Juru Bicara Satgas Penanganan Covid-19, Prof Wiku Adisasmito menyatakan, hasil monitoring evaluasi inilah, yang menjadi dasar perpanjangan PPKM. Dimulai pada 26 Januari hingga 8 Februari 2021.
Perpanjangan dirasakan perlu, karena dampak dari kebijakan PPKM periode 11 – 25 Januari 2021, belum sepenuhnya memberi hasil maksimal. Kebijakan PPKM sebagai bentuk intervensi pemerintah terhadap kasus Covid-19, membutuhkan waktu lebih lama untuk mendapatkan hasilnya. Sementara, dampak yang dihasilkan akibat adanya pemicu atas penularan kasus, membutuhkan waktu yang lebih singkat.
‘’Sehingga, perlu adanya pelaksaanaan kebijakan ini secara sungguh-sungguh. Untuk menghasilkan perubahan yang signifikan, terhadap penanganan kasus Covid-19, berdasarkan seluruh indikator yang ada,’’ ungkapnya memberi keterangan pers perkembangan penanganan Covid-19 di Gedung BNPB, yang juga disiarkan kanal YouTube Sekretariat Presiden.
Indikator berdasarkan Instruksi Mendagri No. 1 Tahun 2021, tentang PPKM ada empat. Yakni indikator kasus Covid-19, indikator kematian, indikator kesembuhan dan indikator keterisian tempat tidur atau bed of ratio (BOR).

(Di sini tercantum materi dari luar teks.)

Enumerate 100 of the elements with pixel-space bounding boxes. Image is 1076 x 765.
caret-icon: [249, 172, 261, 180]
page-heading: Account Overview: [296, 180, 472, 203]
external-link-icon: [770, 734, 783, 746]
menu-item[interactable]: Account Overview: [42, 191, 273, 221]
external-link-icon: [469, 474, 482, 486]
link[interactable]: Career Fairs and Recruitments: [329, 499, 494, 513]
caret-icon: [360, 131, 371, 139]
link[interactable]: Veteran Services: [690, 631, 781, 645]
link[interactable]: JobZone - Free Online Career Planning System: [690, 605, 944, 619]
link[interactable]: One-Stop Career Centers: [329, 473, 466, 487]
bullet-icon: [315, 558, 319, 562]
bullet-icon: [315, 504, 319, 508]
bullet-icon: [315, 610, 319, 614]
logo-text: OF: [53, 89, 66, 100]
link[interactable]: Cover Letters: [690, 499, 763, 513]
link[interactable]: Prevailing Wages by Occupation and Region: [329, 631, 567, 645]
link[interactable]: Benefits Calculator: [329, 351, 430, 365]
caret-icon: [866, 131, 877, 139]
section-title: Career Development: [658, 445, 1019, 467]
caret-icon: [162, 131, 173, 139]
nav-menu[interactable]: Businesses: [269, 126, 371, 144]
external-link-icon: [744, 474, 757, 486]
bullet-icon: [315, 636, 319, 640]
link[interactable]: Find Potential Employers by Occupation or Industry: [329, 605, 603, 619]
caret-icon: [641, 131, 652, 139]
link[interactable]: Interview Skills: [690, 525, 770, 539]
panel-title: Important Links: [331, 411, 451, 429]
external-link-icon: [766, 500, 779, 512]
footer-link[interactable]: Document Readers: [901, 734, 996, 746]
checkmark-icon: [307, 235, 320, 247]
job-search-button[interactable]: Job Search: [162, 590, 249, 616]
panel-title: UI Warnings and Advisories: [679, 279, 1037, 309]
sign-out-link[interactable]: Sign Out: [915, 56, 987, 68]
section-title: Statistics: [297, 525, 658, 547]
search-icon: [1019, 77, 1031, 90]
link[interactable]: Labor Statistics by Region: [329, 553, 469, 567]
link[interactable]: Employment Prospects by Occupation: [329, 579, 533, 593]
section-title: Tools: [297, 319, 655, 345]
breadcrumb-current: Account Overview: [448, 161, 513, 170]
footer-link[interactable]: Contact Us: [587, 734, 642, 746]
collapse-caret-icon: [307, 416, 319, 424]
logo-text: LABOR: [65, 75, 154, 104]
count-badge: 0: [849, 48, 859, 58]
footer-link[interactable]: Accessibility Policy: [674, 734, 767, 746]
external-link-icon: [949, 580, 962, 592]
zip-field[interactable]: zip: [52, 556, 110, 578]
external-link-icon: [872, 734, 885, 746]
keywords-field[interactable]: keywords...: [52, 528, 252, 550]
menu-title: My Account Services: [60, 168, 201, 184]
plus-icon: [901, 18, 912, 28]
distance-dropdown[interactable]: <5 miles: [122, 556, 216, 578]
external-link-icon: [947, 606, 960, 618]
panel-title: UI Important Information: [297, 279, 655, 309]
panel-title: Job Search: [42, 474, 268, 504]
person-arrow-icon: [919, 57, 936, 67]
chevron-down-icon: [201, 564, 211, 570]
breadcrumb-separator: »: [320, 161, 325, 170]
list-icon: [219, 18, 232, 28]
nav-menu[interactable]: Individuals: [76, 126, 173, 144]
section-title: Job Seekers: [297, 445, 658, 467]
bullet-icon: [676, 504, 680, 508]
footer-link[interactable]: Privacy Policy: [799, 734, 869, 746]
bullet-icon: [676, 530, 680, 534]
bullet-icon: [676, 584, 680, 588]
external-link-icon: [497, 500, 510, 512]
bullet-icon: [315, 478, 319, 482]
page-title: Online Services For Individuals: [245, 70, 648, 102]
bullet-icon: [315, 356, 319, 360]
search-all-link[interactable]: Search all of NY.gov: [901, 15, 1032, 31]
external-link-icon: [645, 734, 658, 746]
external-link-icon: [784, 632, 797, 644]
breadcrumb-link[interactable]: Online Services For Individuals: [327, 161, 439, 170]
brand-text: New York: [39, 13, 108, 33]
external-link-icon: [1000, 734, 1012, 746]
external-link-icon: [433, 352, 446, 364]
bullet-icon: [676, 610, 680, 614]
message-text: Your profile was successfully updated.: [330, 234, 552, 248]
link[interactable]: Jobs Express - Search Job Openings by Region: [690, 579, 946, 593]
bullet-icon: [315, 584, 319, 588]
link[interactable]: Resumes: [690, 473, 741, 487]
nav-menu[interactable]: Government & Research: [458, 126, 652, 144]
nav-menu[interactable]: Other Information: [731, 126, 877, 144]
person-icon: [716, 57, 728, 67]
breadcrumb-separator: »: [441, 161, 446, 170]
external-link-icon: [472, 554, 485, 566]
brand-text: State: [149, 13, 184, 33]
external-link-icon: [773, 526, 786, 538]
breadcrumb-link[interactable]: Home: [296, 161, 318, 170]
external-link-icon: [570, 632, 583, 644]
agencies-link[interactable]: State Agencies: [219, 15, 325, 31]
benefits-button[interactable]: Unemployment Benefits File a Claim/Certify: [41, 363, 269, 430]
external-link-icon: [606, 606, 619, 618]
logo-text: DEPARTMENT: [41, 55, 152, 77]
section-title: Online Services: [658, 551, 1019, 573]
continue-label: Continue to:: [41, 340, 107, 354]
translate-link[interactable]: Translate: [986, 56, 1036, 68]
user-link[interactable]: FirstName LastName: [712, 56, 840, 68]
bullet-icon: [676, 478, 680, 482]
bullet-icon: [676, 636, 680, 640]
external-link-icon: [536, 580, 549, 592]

Rincian evaluasinya, pada indikator kasus aktif, sebanyak 46 kabupaten/kota mengalami peningkatan, 24 kabupaten/kota menurun, 3 kabupaten/kota tidak mengalami perubahan.
Pada indikator kematian, sebanyak 44 kabupaten/kota mengalami peningkatan dan 28 kabupaten/kota mengalami penurunan.
Pada indikator kesembuhan, sebanyak 37 kabupaten/kota mengalami penurunan dan 36 kabupaten/kota mengalami peningkatan. Dan pada indikator keterisian tempat tidur atau BOR, sebanyak enam dari tujuh provinsi atau persentasenya 66,32 persen, kabupaten/kota masih berada diatas paramater nasional.
‘’Hasil monitoring dan evaluasi ini pun mencerminkan perlunya penambahan strategi penangangan pandemi. Dengan memanfaatkan kekuatan negara, yaitu budaya gotong royong,’’ katanya.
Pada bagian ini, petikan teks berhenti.